# Sample-based differentiable probabilities

Hi,

My question is pretty simple: when using `qml.probs()` (for computational basis states), the probabilities are exact and the circuit is differentiable. However, I want to obtain these same probabilities by sampling instead and also want it to be differentiable.
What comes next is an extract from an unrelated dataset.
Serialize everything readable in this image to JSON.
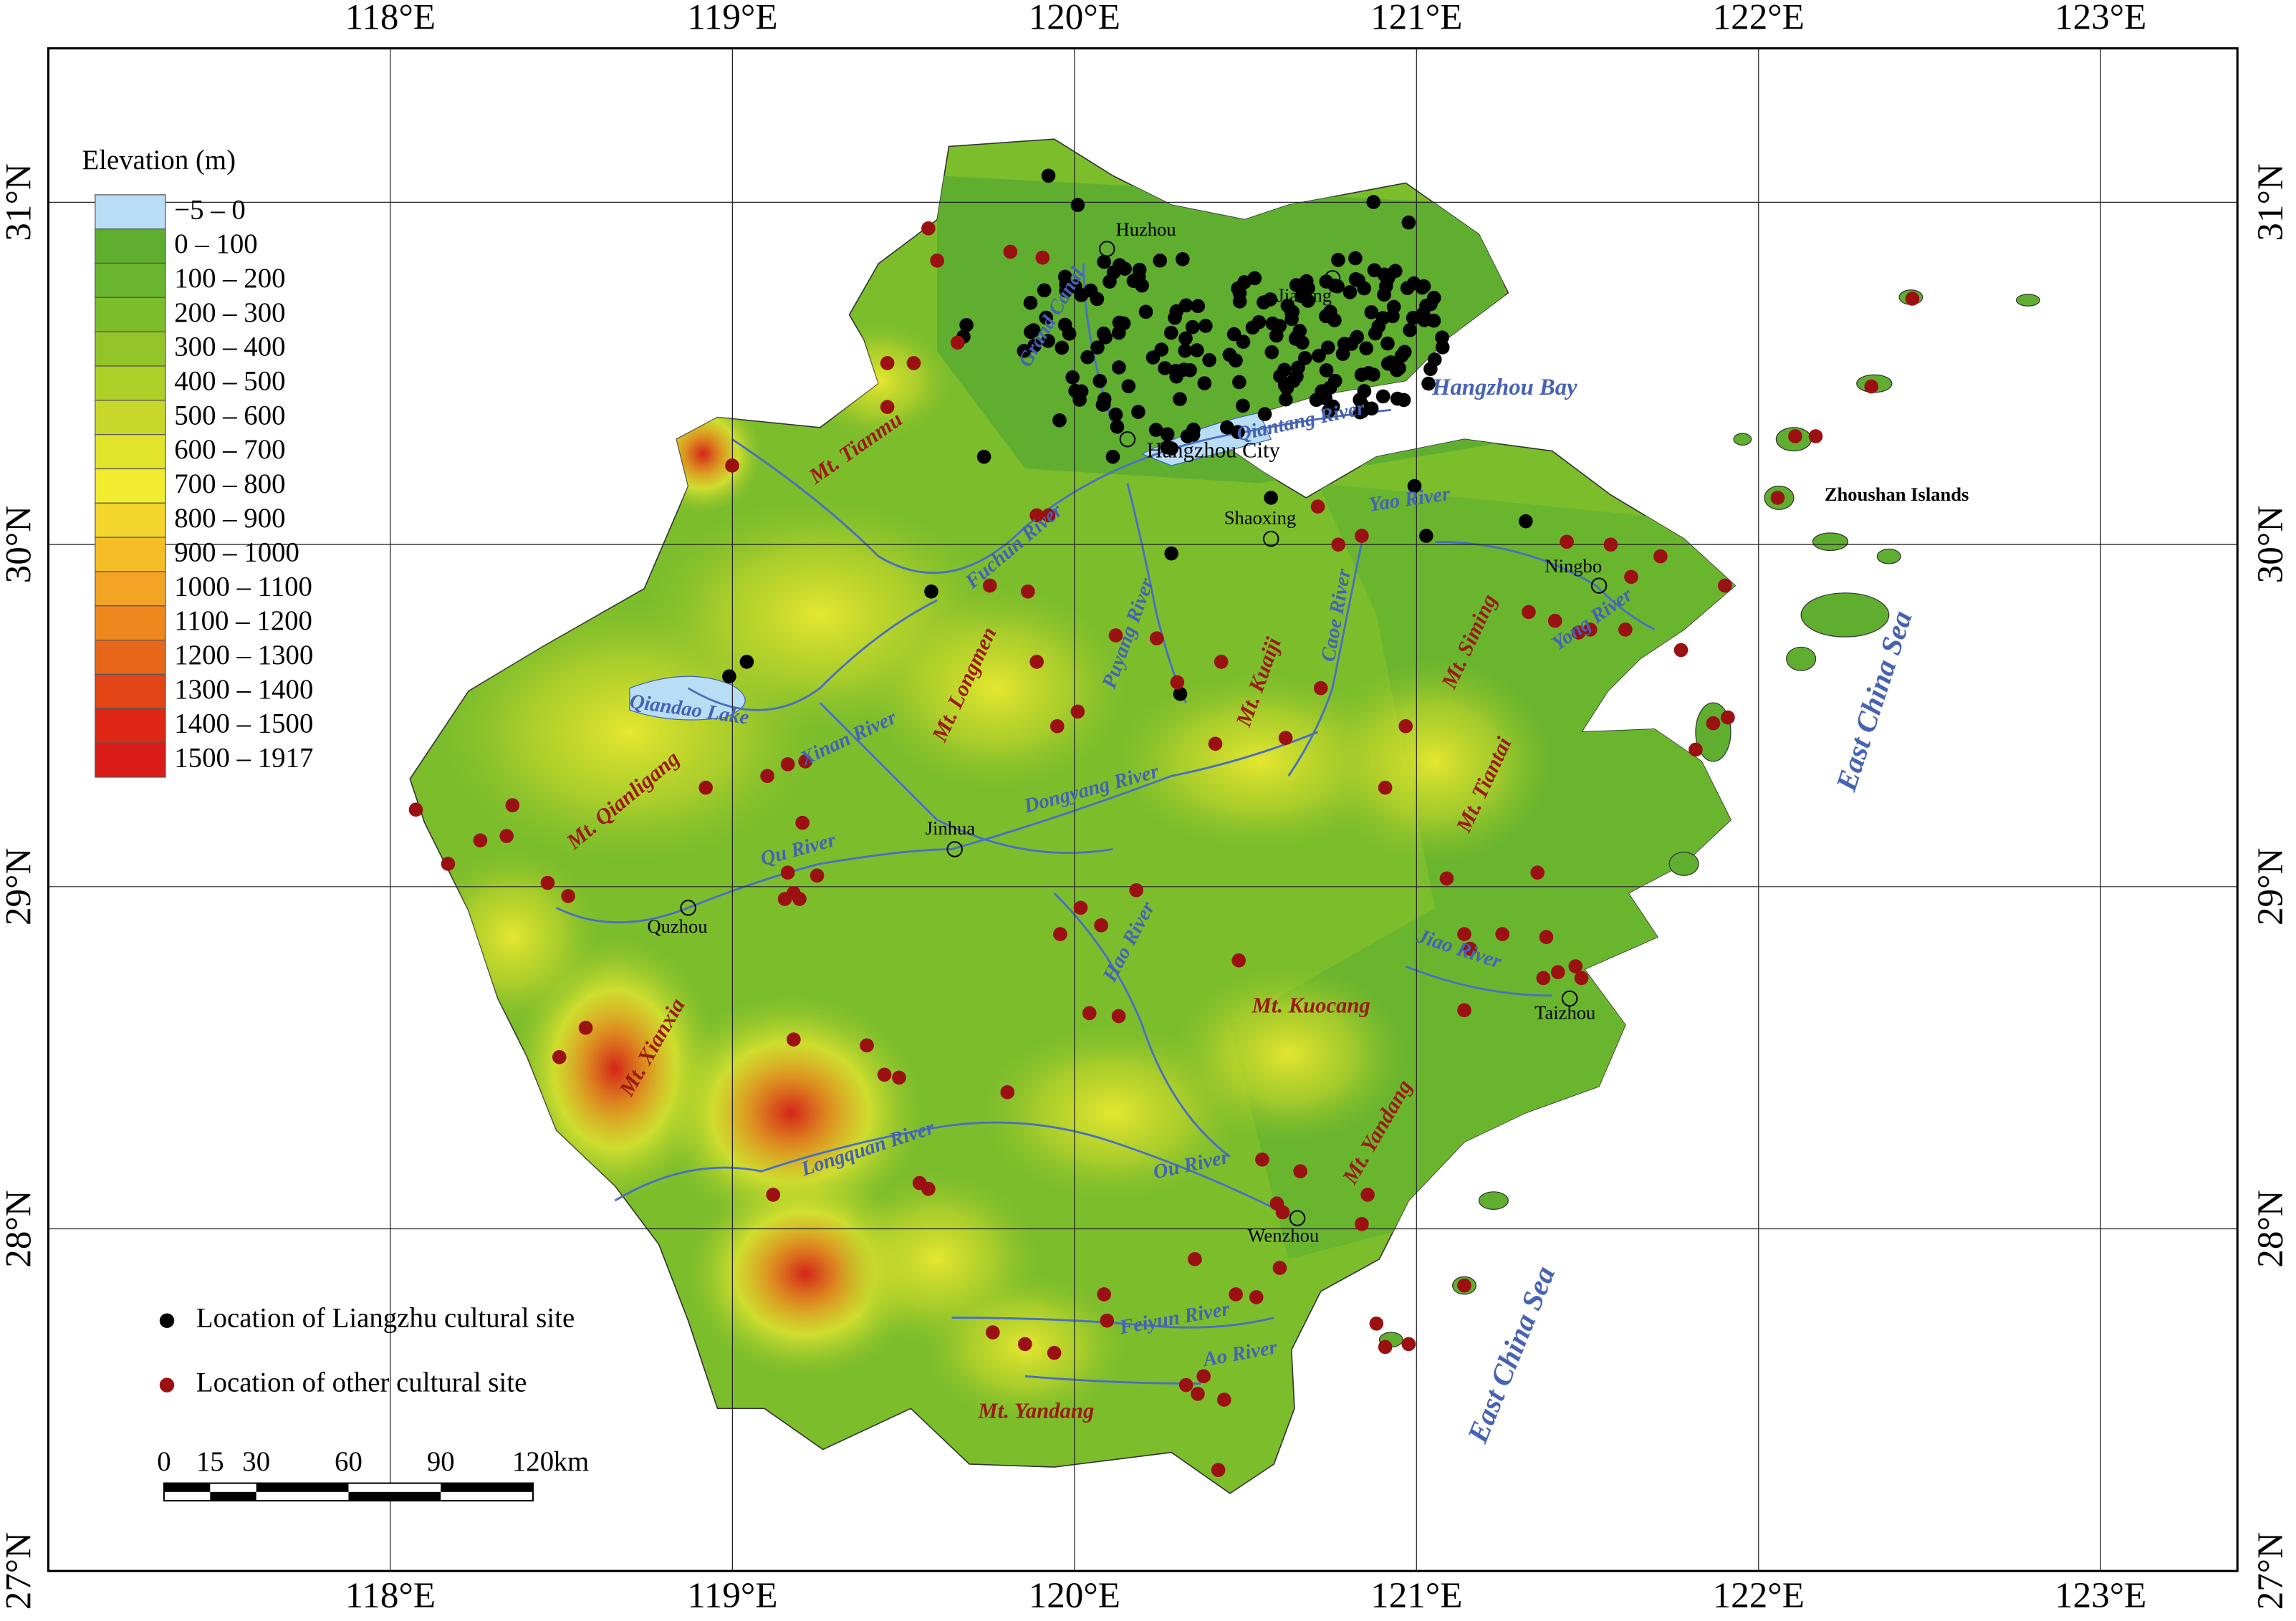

Am I correct that there is no argument in `qml.probs()` that achieves this and we have to implement it ourselves? E.x. sample every qubit in `Z` basis, then convert computational basis state binary representation into floats and then calculate probabilities. Would that even be differentiable? Seems like too much work for something that’s definitely not a rare requirement.

Hi @karolishp!

`qml.probs` is not always exact; it is only exact if `shots=0`. However, if `shots` are finite, then the probabilities will be estimated from the samples:

``````dev = qml.device("default.qubit", wires=2, shots=100)

@qml.qnode(dev)
def circuit(x):
qml.RX(x, wires=0)
return qml.probs(wires=0)
``````
``````>>> circuit(0.7)
>>> circuit(0.7)
>>> circuit(0.7)
``````

It also remains differentiable:

``````>>> x = np.array(0.7, requires_grad=True)
>>> qml.jacobian(circuit)(x)
array([-0.28,  0.28])
>>> qml.jacobian(circuit)(x)
array([-0.34,  0.34])
``````

Thank you, I did not notice this apparently Apologies for taking up your time!

No need to apologize @karolishp! We’re happy to help.